Professeur à l’École d’économie de Paris, Patrick Artus a répondu aux questions de Ouest-France (10 janvier 2022) sur l’état de l’économie française. Il note l’abîme qui existe entre les discours officiels et la réalité.
Est-ce que cette crise a changé votre rapport à l’économie ?
Je crois d’abord que cette crise nous a rendus modestes. Ce qui avait été annoncé au début de la crise sanitaire ne s’est pas du tout réalisé. Rappelez-vous les discussions que nous avons eues en 2020. On nous annonçait un changement complet de modèle économique. On allait relocaliser, devenir beaucoup plus frugal. Nous ne sommes pas devenus plus frugaux et nous délocalisons plus rapidement que ça ne s’est jamais produit. Les échanges internationaux n’ont jamais autant augmenté, en particulier avec la Chine. Et, contrairement à tout ce qu’on entend en France, on n’a pas du tout réindustrialisé.
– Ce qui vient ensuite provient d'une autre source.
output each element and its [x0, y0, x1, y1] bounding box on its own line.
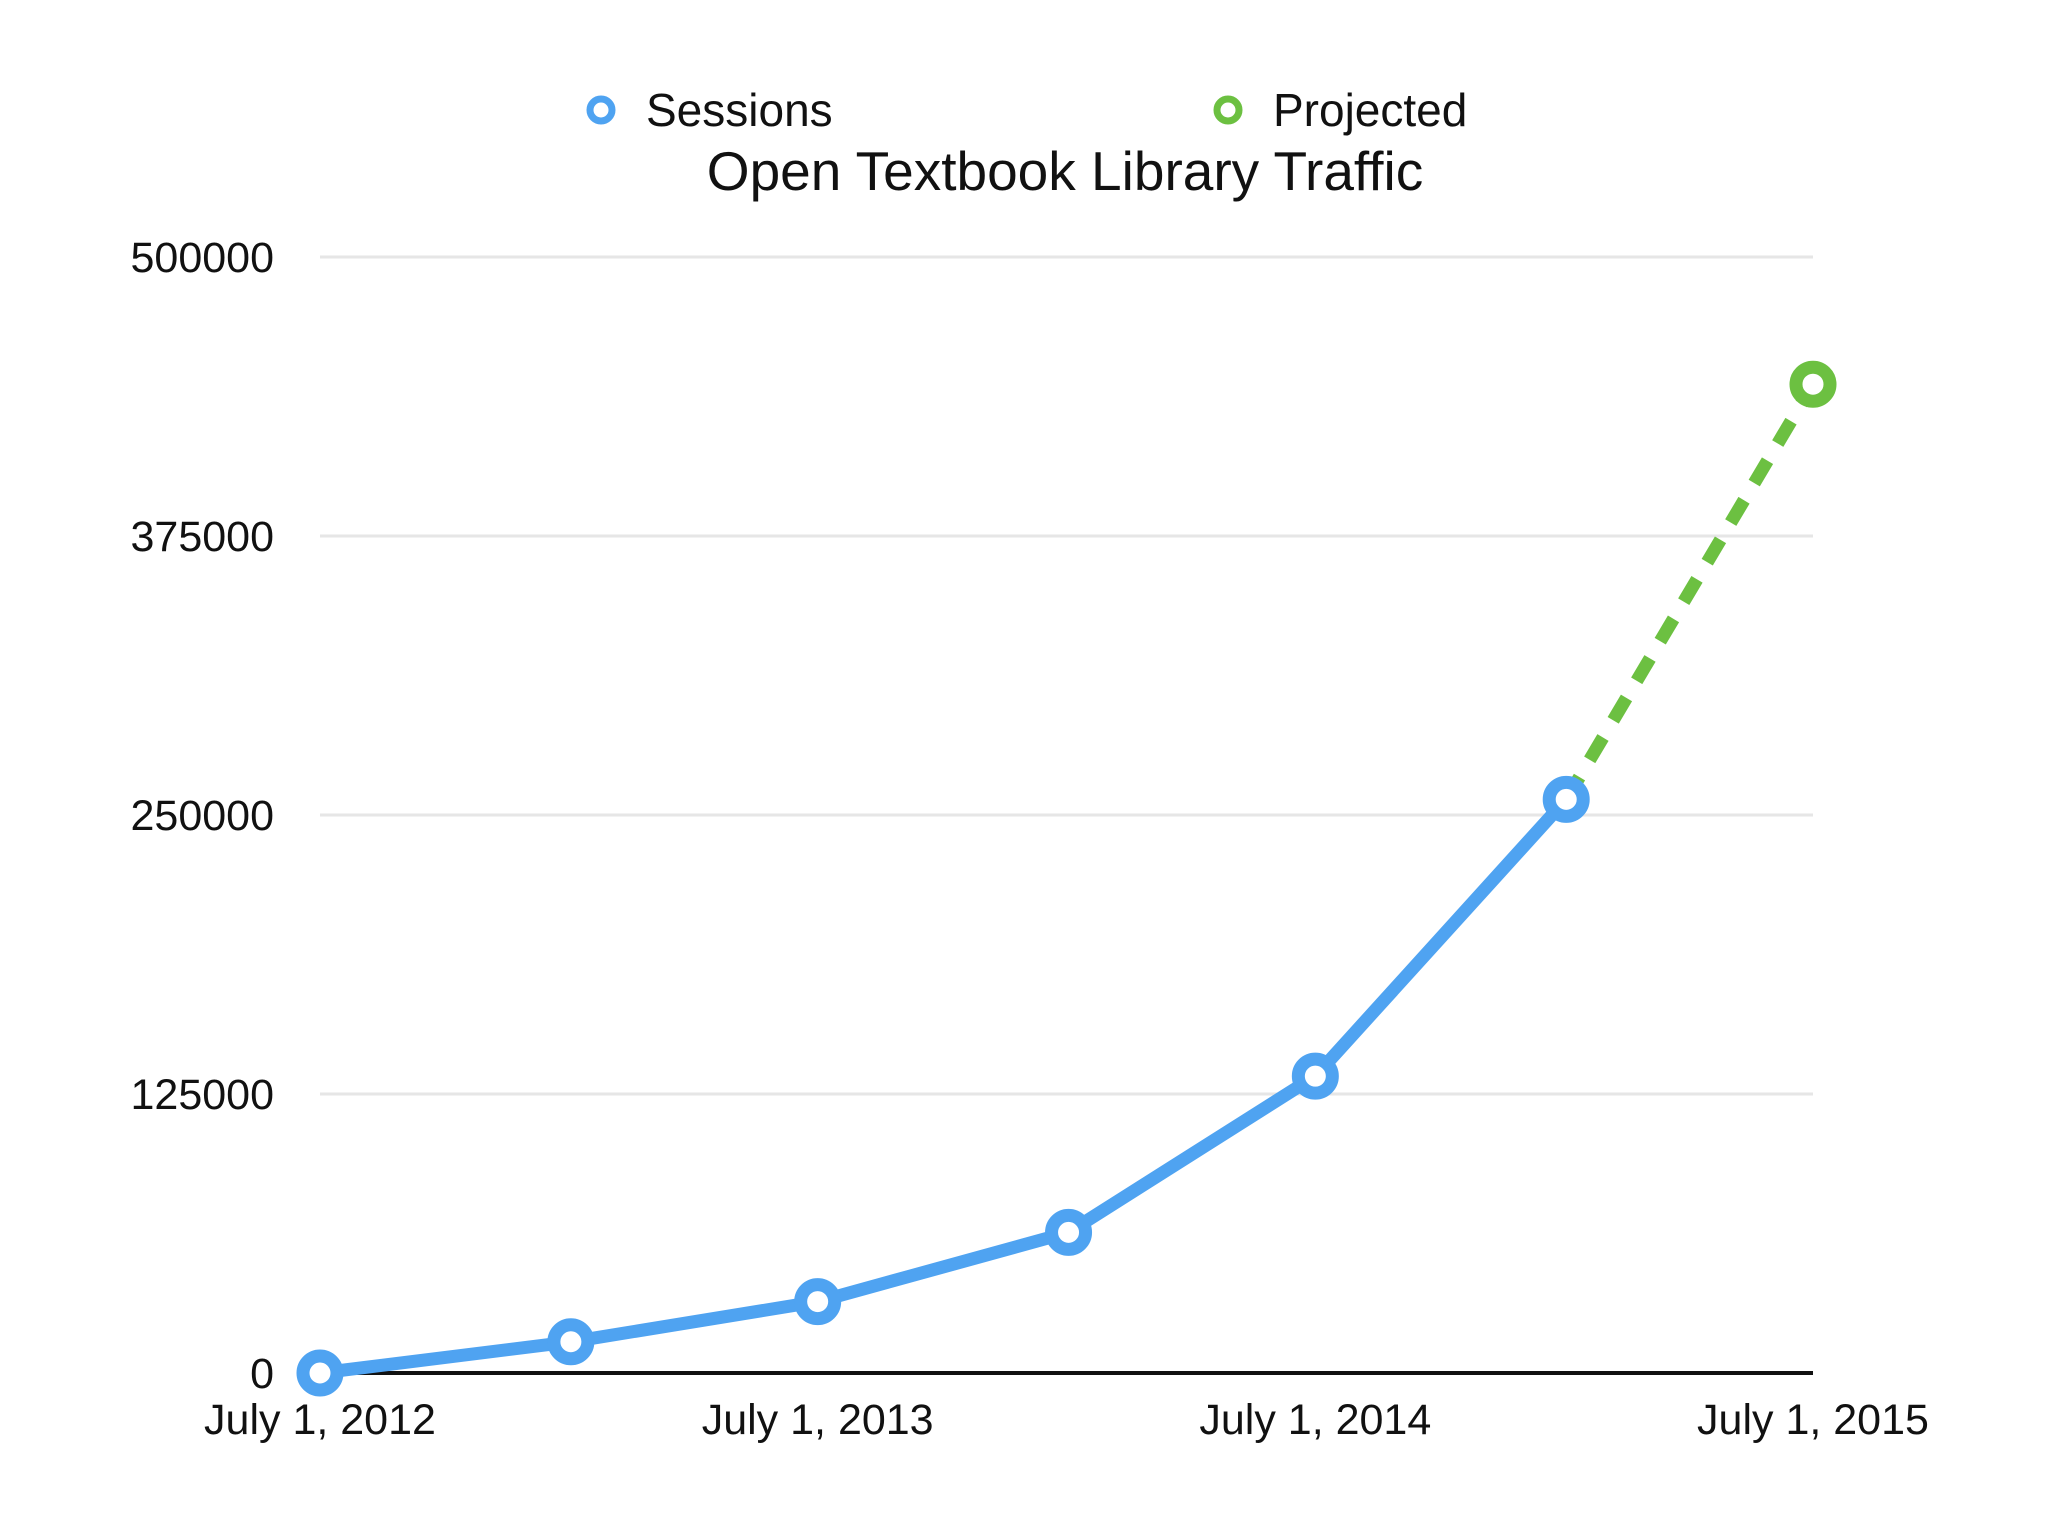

Notre industrie continue à maigrir et notre balance commerciale continue à se dégrader très rapidement.
En 2019, on observait pourtant un timide redémarrage des créations d’emplois dans l’industrie…
Il faut d’abord faire très attention à la propagande. C’est vrai que les enquêtes internationales disent que l’attractivité de la France pour l’industrie s’est améliorée. On cite aussi les chiffres d’implantations industrielles de groupes étrangers. Mais les créations d’emplois sont très modestes. La production industrielle continue de chuter et est plus basse qu’avant la crise du Covid. Sans compter que le déficit de la balance commerciale devrait être de 80 milliards d’euros cette année. Certains signaux micro-économiques sont bons, mais ce n’est pas suffisant. Car les vrais chiffres de l’industrie sont catastrophiques. La tendance mesurée de l’industrie reste à la contraction. Les mesures prises sont bonnes mais on n’en verra les effets que dans plusieurs années.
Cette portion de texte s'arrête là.